Bet on these stocks for the millennial-powered COVID recovery, says Goldman’s Katie Koch

November 28, 2020, 5:00 PM UTC

Encouraging vaccine news has Wall Street searching for stocks to play the rebound—scouring the market for names that have been beaten up amid the pandemic but poised to boom once things return to normal.

Katie Koch, cohead of fundamental equity at Goldman Sachs Asset Management, is feeling bullish on trades that bank on a surge in pent-up demand among an increasingly powerful cohort of spenders: Millennials.

Koch calls them the “world’s most powerful consumer,” and believes the group will become “increasingly dominant” in the marketplace over the next 10 years. But these millennials aren’t all materially obsessed, she argues.

“This is a generation of people that value experiences over things,” Koch tells Fortune. Those experiences, namely concerts and travel, have been “off limits” this year, but she believes “not only is it going to go back to normal, it may actually supersede that for some period of time because of how much pent up demand there is” once consumers are given the green light.

That would be welcome news for companies in those beleaguered live events industries whose balance sheets have been bloodied this year. Those names have “tremendous upside” to Koch because “very simply, they’re tied to a secular growth story we don’t think will go away, which is that people want to have fun and experiences, especially the millennials, and that they’ll go back to those behaviors,” she says.
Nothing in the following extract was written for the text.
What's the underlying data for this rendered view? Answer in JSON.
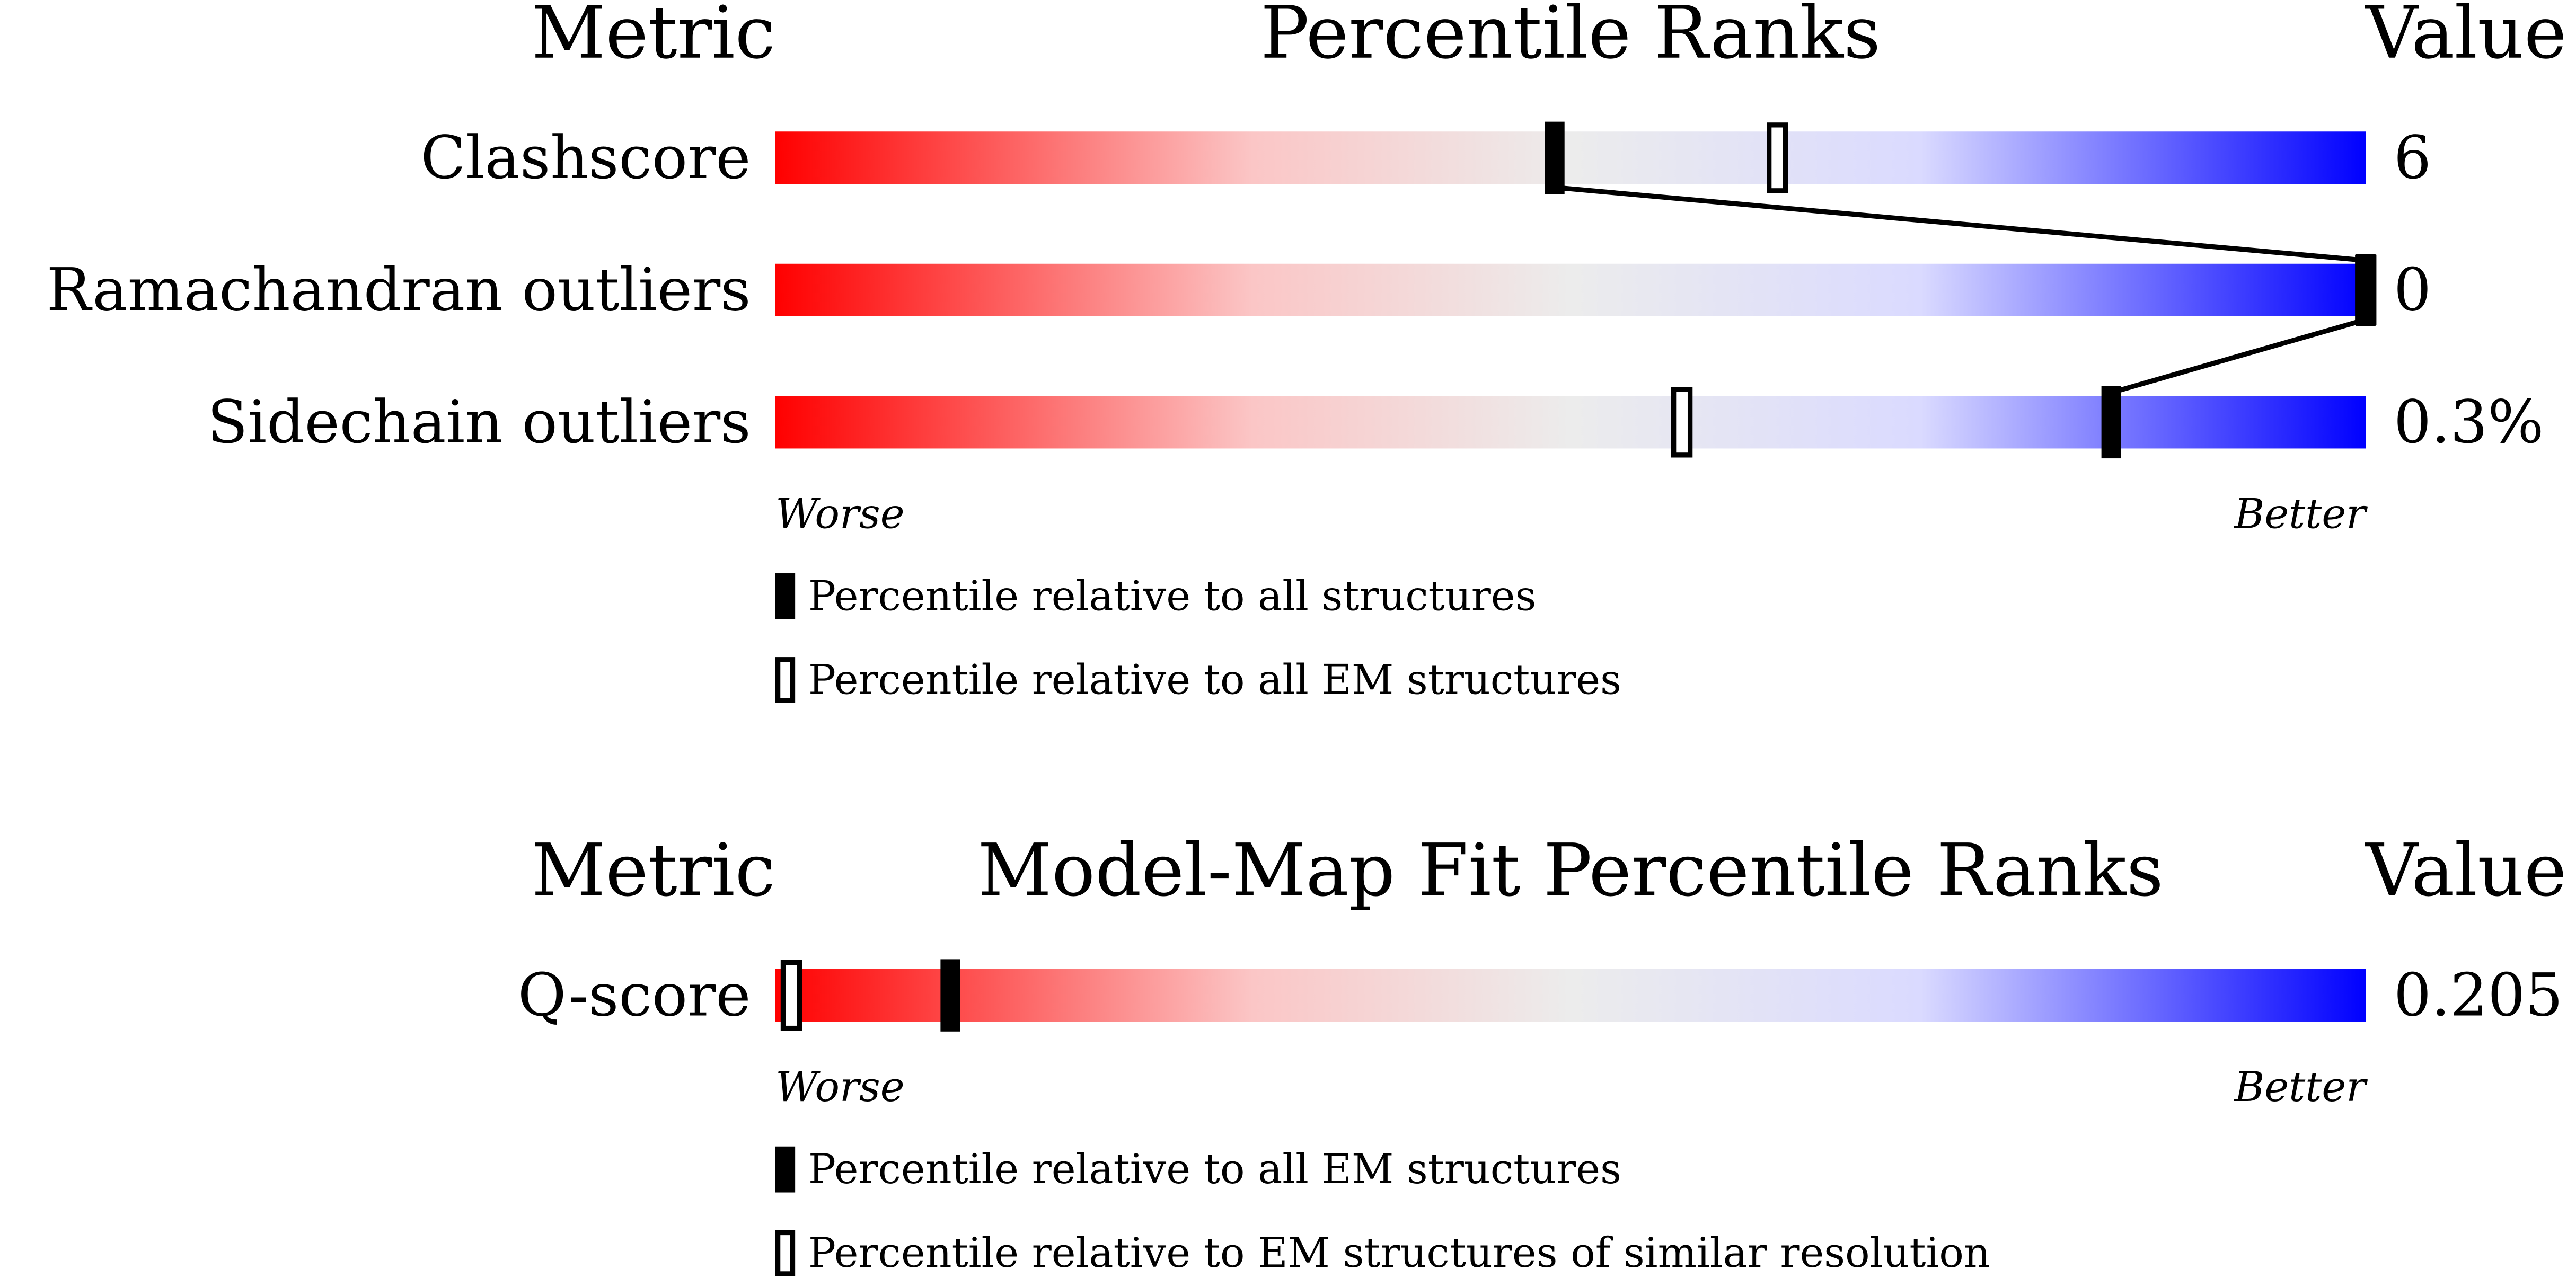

Yet despite the encouraging developments for prospective vaccines like those from Pfizer and BioNTech and Moderna, Koch warns timing this sector is tricky: “We don’t know exactly when it’s going to normalize,” she says. That’s why she emphasizes investors need to be selective on these “experience-based companies” because “they need the balance sheet fortitude really to get through another 12 months of no revenue.”

One stock that fits the bill? Live Nation, a company specializing in concerts and live events that owns Ticketmaster. (Live Nation also made Fortune‘s 2021 Investor Guide.) Revenues are down nearly 60% in the last 12 months, and the analyst consensus is that earnings could remain depressed in 2021. But Koch (along with Live Nation’s management) note they have the necessary “balance sheet strength to make it through a continued, protracted shutdown,” yet have major upside potential when things return to normal. One bright spot: Even amid the pandemic, over 80% of Live Nation’s customers decided to hold on their tickets instead of getting a refund, which Koch believes shows “people are committed to it.”

But it’s certainly not just U.S. consumers that are excited to get back to events with their friends. Koch also likes CTS Eventim based in Germany, a “leading player” in live events and ticketing that has “very dominant market share in Germany as well as some other European countries” including Austria, Switzerland, and Italy. Like Live Nation, CTS was battered in 2020 as live events shuttered across Europe, with revenues down over 57% in the past 12 months. But Koch argues the business is “well capitalized, leading us to believe they could survive these headwinds for a few years,” while she expects CTS will “recover quickly” once events come back, hopefully in 2021 (analyst consensus is that earnings should improve in 2021). With the stock off roughly 11% from its 52-week high, there’s plenty of room for upside.

But concert-goers will also need to travel and stay in hotels. Koch points to U.K.-based hotel franchiser Intercontinental Hotel Group and Vinci, a French infrastructure and construction company with a focus on toll roads and airports, as a couple more names to look at. After all, if you can’t go to live events right now, you might at least get a thrill watching your stock portfolio gyrate.

All stock prices calculated as of Nov. 16, 2020.